Depois de Juno – que claramente inspirou o novo disco do Sleep Token – a banda deixou o palco sem dar qualquer satisfação ao público, um sinal claro de que um bis estava por vir. Não ficaram nem dois minutos fora e retornaram com Deception, a segunda música do primeiro EP, que o vocalista dedicou aos fãs mais antigos do Tesseract. Deu para ver claramente que quem estava lá realmente curtia tudo da banda, pois cantaram os primeiros versos com a mesma intensidade e entusiasmo que mostraram nas faixas mais novas.
No final, Daniel subiu na plataforma central, estendeu a mão ao público, mostrando a palma, e pediu que fizessem o mesmo: “mostrem suas mãos”. Quem manja mesmo da banda já sabia exatamente o que estava por vir: a primeira parte do mesmo EP, Acceptance. Foi um encerramento lindo para o show, com todos totalmente envolvidos e a banda demasiadamente animada, pulando no palco. Uma tentativa de roda punk até foi aberta no meio da pista, mas acabou parecendo mais com um empurra-empurra caótico do que com os famigerados vórtices humanos que costumam ser vistos em shows de thrash e adjacentes.

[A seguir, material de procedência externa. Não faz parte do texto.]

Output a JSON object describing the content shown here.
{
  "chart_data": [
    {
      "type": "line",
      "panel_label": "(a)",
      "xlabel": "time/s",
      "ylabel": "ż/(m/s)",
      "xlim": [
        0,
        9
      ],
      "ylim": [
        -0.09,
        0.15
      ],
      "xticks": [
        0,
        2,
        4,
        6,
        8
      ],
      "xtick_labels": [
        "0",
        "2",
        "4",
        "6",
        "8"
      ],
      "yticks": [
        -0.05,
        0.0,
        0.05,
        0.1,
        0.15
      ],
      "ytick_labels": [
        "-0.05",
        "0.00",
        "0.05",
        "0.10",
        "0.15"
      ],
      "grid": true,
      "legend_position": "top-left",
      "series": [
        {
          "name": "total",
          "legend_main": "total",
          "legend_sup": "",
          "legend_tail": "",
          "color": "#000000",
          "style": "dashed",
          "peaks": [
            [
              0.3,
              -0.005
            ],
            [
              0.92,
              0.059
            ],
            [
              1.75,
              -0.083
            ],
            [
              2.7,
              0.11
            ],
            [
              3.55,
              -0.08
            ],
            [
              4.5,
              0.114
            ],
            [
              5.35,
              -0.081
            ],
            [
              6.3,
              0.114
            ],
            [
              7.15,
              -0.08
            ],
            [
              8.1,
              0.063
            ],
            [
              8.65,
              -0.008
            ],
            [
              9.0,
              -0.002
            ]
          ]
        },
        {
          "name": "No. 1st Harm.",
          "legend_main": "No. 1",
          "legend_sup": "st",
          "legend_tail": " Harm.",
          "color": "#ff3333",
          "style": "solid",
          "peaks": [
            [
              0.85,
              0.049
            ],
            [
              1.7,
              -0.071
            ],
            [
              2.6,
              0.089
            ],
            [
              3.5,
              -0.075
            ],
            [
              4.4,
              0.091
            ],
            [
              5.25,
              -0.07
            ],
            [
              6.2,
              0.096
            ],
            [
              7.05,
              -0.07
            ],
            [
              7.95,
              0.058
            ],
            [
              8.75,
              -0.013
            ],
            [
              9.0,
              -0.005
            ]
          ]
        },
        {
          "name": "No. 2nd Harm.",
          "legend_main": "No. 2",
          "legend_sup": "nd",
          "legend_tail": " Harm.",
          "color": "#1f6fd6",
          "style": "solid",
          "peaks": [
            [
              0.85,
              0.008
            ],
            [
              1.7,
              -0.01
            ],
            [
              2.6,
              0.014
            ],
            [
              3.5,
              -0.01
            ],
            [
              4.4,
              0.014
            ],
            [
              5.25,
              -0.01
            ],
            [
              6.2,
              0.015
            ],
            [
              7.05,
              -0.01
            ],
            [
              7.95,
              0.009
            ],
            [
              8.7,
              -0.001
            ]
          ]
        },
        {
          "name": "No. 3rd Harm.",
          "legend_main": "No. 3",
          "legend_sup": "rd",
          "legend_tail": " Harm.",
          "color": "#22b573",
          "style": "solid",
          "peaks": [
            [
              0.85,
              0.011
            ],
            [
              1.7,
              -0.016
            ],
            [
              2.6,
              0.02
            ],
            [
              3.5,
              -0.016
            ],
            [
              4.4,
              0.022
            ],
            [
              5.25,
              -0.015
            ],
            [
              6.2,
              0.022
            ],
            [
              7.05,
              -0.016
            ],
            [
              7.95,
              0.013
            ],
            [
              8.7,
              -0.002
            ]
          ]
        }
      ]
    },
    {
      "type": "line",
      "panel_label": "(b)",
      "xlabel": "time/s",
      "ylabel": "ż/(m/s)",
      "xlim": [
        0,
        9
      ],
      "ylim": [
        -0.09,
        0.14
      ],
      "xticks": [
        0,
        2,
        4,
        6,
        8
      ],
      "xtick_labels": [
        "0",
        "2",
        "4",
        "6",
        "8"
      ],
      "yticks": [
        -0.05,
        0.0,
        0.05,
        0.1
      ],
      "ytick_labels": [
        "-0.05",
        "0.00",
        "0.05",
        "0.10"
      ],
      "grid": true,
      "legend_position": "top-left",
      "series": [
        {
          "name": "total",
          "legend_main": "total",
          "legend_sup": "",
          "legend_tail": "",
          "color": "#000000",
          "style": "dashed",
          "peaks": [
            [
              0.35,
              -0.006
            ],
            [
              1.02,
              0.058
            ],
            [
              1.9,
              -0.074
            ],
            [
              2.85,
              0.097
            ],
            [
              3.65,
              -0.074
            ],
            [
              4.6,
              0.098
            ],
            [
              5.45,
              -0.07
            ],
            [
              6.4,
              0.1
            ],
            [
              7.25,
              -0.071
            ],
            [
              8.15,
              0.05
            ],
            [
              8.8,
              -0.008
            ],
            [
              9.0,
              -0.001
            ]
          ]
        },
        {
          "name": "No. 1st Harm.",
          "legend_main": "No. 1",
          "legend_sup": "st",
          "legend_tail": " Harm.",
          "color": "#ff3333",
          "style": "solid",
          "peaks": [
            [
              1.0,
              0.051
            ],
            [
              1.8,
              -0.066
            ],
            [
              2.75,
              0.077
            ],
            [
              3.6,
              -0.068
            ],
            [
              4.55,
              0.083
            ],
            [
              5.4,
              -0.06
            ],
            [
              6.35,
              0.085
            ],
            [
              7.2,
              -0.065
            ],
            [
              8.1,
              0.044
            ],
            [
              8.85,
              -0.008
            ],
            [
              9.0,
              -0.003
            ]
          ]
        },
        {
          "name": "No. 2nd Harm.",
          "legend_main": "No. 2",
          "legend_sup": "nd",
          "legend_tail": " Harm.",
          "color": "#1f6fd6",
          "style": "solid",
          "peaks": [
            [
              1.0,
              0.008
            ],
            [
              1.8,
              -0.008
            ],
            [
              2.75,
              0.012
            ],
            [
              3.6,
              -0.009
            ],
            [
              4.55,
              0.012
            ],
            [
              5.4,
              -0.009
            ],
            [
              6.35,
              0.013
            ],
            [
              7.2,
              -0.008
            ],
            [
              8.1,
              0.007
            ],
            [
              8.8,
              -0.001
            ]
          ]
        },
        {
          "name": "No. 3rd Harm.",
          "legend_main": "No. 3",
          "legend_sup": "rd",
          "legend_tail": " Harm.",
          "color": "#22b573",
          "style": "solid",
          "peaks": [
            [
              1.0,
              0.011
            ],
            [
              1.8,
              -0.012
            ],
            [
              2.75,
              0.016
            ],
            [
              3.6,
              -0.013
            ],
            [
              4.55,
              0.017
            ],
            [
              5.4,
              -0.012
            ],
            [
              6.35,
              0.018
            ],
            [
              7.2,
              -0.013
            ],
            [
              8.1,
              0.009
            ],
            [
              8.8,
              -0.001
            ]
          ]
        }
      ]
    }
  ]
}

Nas horas de peso, abriam roda, o público abria roda e batia cabeça – até em compasso irregular, os fãs estão de parabéns por essa. Nos refrãos melódicos, todos cantavam junto. No final, um mar de palmas e um coro de “te-se-rá, te-se-rá…” tomaram conta da casa. A banda deixou o palco sem pompas nem circunstâncias, sem dar tchau, sem jogar uma palheta sequer, nada – simplesmente saíram. Mesmo assim, o público seguia animado, gritando “one more song”, mas o bis não aconteceu.
No geral, foi um show incrível, musicalmente impecável, sem erro algum, com um repertório muito bem escolhido, que realmente contou a história do grupo do começo ao fim. Ao mesmo tempo, se distinguiu o bastante do que foi apresentado no ano passado, oferecendo uma experiência interessante para quem marcou presença em ambas as ocasiões. Algumas reclamações dos fãs sobre a iluminação podem ser justificadas, pois faz parte da estética da banda, e foi algo que foi mantido durante o show inteiro, diferente de outros grupos que propositalmente usam luzes “mal-feitas” apenas nas primeiras três músicas. Os aspectos visuais realmente ornam muito com a identidade sonora dos ingleses. Quem não foi perdeu um baita show!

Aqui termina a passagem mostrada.